On Mon, 10 Sep 2001 [EMAIL PROTECTED] wrote:
> On 8 Sep 2001, at 22:41, Paul D. Robertson wrote:
>
> > Some switches will still broadcast packets when their buffers
> > start to get saturated, or if they get too many entries in their
> > ARP tables- if you really need seperation, then things should be
> > physically seperated and routed (per-port costs go up for users in
> > that scenerio, but on the good side you get big routers to play
> > with.)
>
> Some? That's the *correct* behaviour for a switch when it receives
> a packet whose destination MAC address is not in its tables, whether
> because it just hasn't yet seen traffic from the destination box yet,
> or whether its tables have filled and can't hold any more addresses.
I differentiated for a particular reason- if you have MAC latching on for
all ports, then you shouldn't be able to get more than $num_ports MAC
addresses if it's a stand-alone switch - which can be modled, tested and
validated for a particular implementation (though I still agree that it's
a poor thing to depend on for seperation.) That's not the same as a
failure case where full buffers start broadcast behaviour- and it's
important (IMO) to seperate the failure of the modes (full ARP
tables ~= unknown MAC from the logic perspective v.s. heavy traffic.)
> In either case, the switch doesn't know which is the correct
> destination port, and the safe fallback is to forward the packet to
> all ports on the VLAN/broadcast domain.
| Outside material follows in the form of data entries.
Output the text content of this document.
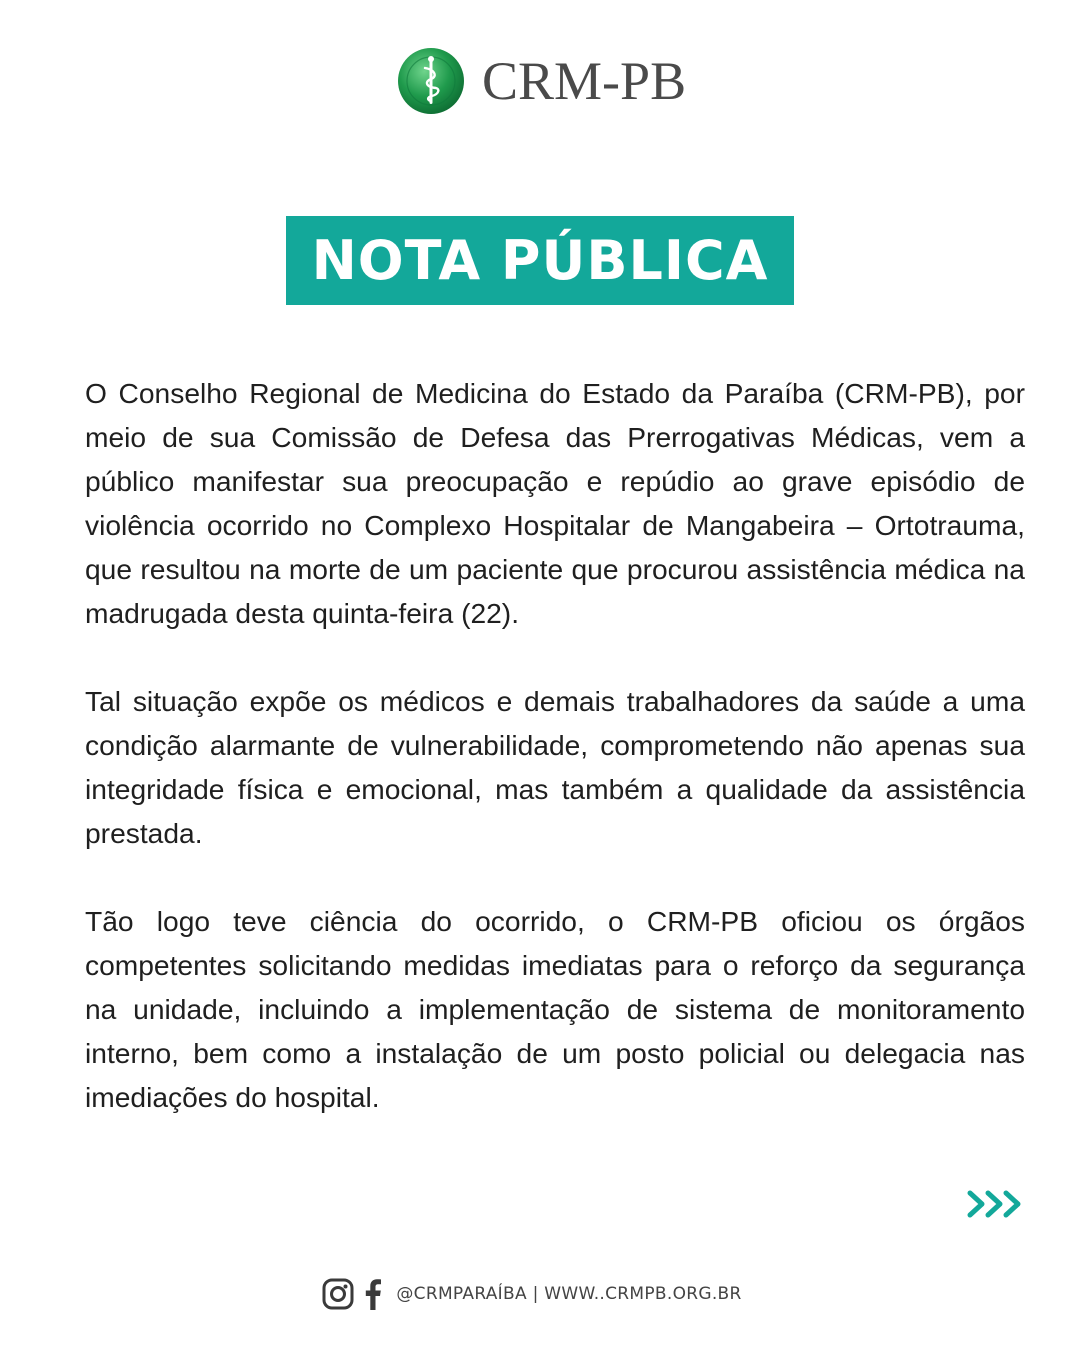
CRM-PB
NOTA PÚBLICA

O Conselho Regional de Medicina do Estado da Paraíba (CRM-PB), por meio de sua Comissão de Defesa das Prerrogativas Médicas, vem a público manifestar sua preocupação e repúdio ao grave episódio de violência ocorrido no Complexo Hospitalar de Mangabeira – Ortotrauma, que resultou na morte de um paciente que procurou assistência médica na madrugada desta quinta-feira (22).

Tal situação expõe os médicos e demais trabalhadores da saúde a uma condição alarmante de vulnerabilidade, comprometendo não apenas sua integridade física e emocional, mas também a qualidade da assistência prestada.

Tão logo teve ciência do ocorrido, o CRM-PB oficiou os órgãos competentes solicitando medidas imediatas para o reforço da segurança na unidade, incluindo a implementação de sistema de monitoramento interno, bem como a instalação de um posto policial ou delegacia nas imediações do hospital.

@CRMPARAÍBA | WWW..CRMPB.ORG.BR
Any switch that doesn't do
> that is broken, and anyone who considers this a security issue should
> stop relying on switches as a security mechanism....
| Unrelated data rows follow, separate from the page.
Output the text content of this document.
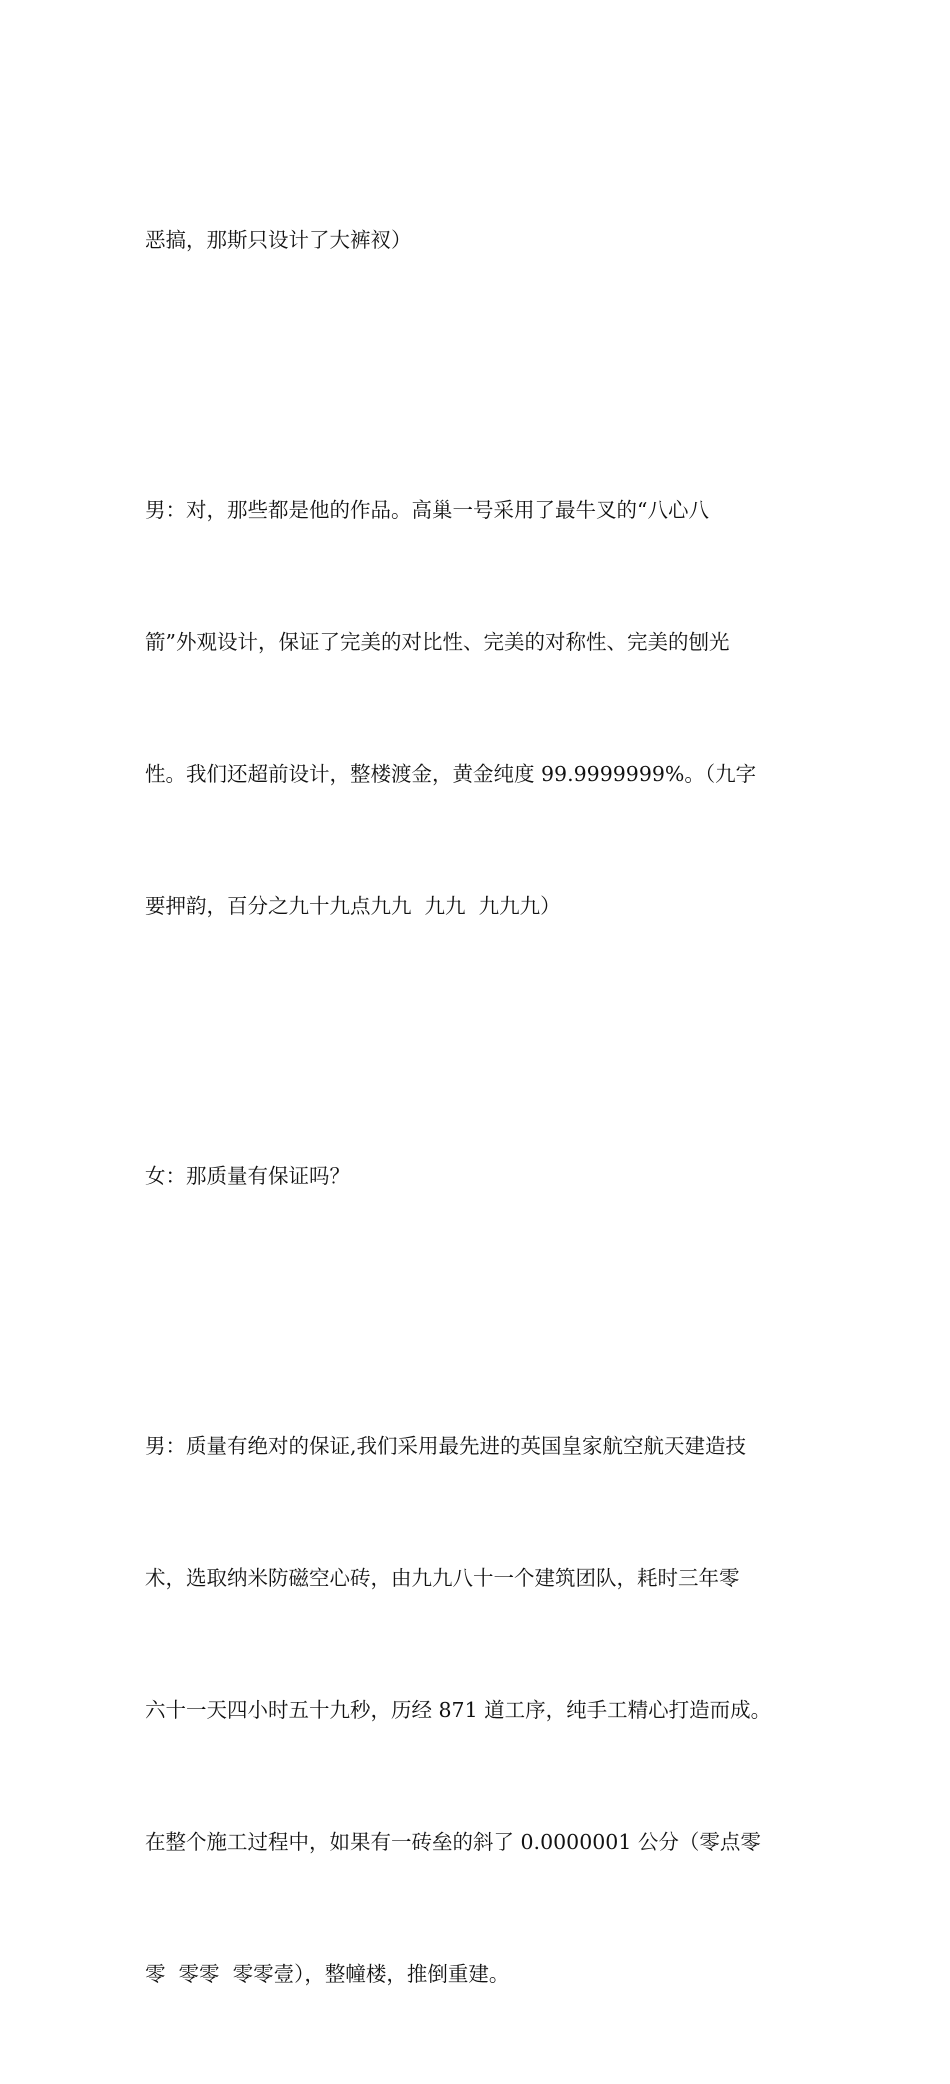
恶搞，那斯只设计了大裤衩）

男：对，那些都是他的作品。高巢一号采用了最牛叉的“八心八

箭”外观设计，保证了完美的对比性、完美的对称性、完美的刨光

性。我们还超前设计，整楼渡金，黄金纯度 99.9999999%。（九字

要押韵，百分之九十九点九九  九九  九九九）

女：那质量有保证吗？

男：质量有绝对的保证,我们采用最先进的英国皇家航空航天建造技

术，选取纳米防磁空心砖，由九九八十一个建筑团队，耗时三年零

六十一天四小时五十九秒，历经 871 道工序，纯手工精心打造而成。

在整个施工过程中，如果有一砖垒的斜了 0.0000001 公分（零点零

零  零零  零零壹），整幢楼，推倒重建。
It's most certainly a security issue if you're relying on latching a port
to a MAC address and expecting that to save you from the broadcast of what
should be unicast packets because the switch theoretically knows who everyone
connected to it is- though now that switches are getting higher-bandwidth
handling capabilities, I suspect that testing for all failure modes is
going to be pretty darned difficult.
Your Paranoia May Vary
Paul
-----------------------------------------------------------------------------
Paul D. Robertson "My statements in this message are personal opinions
[EMAIL PROTECTED] which may have no basis whatsoever in fact."